The Board of Directors:
Dr. Heinrich Pingel, Dr. Hajo Billmann, Birgit Rausch and Jannis Schröder
We join Prof. Wilma Iggers as friends, colleagues and companions:
Prof. i.R. Dr. Klaus J. Bade and Dr. Susanne C. Meyer, Berlin
Prof. Dr. Katerina Capkova, Prag
Prof. Dr. Mario Keßler, Berlin
Prof. i.R. Dr. Jürgen and Dr. Urte Kocka, Berlin
Dr. Rita Kuczynski, Berlin
Prof. Dr. Monika Richarz, Berlin
Prof. Dr. Hanns and Sabine Seidler, Darmstadt
Peter Th. Walther, PhD, Berlin
Herford, Berlin, Darmstadt, Prague, March 6, 2025
Georg G. Iggers
†
December 7th, 1926 - November 26th, 2017
We mourn the loss of Prof. Dr. George G. Iggers, recipient of the Federal Cross of Merit First Class of the Federal Republic of Germany.
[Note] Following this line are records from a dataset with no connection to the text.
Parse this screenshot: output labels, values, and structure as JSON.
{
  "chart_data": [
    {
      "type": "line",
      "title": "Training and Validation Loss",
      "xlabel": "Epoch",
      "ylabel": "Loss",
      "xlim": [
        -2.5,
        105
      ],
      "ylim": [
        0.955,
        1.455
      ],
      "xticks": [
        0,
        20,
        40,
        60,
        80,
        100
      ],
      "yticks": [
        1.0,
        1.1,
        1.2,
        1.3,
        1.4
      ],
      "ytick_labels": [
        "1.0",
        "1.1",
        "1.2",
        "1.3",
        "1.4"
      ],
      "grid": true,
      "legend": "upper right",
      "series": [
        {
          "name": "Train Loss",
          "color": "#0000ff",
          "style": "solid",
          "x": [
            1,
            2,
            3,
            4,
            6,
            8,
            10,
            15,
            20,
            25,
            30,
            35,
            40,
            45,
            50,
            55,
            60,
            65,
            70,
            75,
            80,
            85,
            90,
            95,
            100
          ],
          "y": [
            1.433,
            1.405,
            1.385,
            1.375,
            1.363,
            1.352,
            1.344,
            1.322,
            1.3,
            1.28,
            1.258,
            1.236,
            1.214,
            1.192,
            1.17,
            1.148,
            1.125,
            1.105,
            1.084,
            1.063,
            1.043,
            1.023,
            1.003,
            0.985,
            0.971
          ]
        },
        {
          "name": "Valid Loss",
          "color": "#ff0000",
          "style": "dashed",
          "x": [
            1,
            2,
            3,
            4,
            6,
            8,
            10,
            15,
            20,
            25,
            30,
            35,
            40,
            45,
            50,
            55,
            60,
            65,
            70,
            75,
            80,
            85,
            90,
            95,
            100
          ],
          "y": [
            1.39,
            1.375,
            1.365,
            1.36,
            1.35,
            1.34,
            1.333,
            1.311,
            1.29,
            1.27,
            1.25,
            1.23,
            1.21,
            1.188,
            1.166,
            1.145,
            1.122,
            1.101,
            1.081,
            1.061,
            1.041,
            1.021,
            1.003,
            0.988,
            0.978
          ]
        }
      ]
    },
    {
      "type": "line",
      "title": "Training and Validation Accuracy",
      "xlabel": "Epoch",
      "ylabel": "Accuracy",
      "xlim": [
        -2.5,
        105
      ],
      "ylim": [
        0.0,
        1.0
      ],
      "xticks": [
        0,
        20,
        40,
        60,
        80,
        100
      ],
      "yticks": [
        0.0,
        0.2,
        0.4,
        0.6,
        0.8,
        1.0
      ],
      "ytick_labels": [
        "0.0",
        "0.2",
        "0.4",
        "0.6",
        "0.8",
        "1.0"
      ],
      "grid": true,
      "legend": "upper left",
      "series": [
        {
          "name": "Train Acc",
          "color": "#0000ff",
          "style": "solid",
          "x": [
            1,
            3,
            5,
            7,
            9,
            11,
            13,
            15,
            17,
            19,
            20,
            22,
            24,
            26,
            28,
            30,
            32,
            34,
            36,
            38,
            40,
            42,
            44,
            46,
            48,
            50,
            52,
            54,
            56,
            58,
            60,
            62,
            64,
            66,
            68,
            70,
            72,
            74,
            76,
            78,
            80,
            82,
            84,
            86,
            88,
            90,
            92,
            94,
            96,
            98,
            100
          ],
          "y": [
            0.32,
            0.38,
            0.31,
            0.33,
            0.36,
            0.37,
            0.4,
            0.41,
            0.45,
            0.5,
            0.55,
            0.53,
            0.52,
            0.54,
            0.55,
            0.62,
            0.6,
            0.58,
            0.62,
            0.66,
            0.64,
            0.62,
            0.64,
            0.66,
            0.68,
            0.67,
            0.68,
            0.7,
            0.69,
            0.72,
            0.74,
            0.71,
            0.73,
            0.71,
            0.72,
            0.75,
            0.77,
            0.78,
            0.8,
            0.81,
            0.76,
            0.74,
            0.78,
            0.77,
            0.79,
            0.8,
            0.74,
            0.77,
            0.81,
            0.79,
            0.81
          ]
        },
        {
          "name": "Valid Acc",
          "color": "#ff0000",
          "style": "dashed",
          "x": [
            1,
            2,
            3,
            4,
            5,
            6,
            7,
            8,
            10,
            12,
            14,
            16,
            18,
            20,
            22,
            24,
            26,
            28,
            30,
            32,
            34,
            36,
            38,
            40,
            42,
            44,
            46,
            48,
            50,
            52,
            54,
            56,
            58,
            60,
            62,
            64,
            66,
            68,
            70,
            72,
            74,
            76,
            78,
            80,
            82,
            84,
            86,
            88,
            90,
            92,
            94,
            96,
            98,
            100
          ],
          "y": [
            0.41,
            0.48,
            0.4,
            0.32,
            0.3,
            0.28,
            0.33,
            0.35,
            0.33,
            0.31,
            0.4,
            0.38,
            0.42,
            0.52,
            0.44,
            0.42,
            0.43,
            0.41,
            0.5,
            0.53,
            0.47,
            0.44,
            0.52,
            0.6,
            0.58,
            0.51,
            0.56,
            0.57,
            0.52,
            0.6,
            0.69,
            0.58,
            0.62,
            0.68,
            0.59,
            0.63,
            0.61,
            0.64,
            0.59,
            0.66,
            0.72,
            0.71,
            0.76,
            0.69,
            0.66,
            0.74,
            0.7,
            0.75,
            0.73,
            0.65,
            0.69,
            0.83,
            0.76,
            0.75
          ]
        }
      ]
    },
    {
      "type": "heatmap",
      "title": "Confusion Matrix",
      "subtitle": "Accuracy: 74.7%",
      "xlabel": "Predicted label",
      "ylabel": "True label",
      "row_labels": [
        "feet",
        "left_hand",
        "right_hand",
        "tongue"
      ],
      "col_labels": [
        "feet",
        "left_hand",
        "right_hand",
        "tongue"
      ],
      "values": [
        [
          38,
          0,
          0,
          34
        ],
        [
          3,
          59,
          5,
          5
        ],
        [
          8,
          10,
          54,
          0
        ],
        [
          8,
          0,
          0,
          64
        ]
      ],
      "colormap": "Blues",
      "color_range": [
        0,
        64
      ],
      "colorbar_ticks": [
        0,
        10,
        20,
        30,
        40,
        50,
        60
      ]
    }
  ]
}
He passed away on the morning of November 26 in Amherst, N.Y. (USA)
The Verein Brücken Bauen e. V. - Verein zur Förderung von interkutureller Verständigung (Herford) extends its heartfelt condolences to Prof. Dr. Wilma Iggers and her family. We will honor the memory of our honorary member Georg Iggers.
This website is dedicated to the exemplary lives of Georg and Wilma Iggers, their commitment to a humane coexistence between people of different religions, skin colors, political views and cultural backgrounds.
We will not allow their commitment as scientific and human bridge builders between East and West in Europe and worldwide in the 20th and 21st centuries to be forgotten.
Board of the Brücken Bauen e. V. association
Herford, December 2017
The Annual Letters of Wilma and Georg Iggers
From 1960 onwards, Georg and Wilma Iggers sent circular letters to members of their own family, friends and academic colleagues at the end of each calendar year. These were written in English. In these letters, they reviewed the previous year and reported on their family, professional activities and trips they had taken. They also comment on current developments and events at national and international level. The Annual Letters subsection documents the annual letters we have received so far.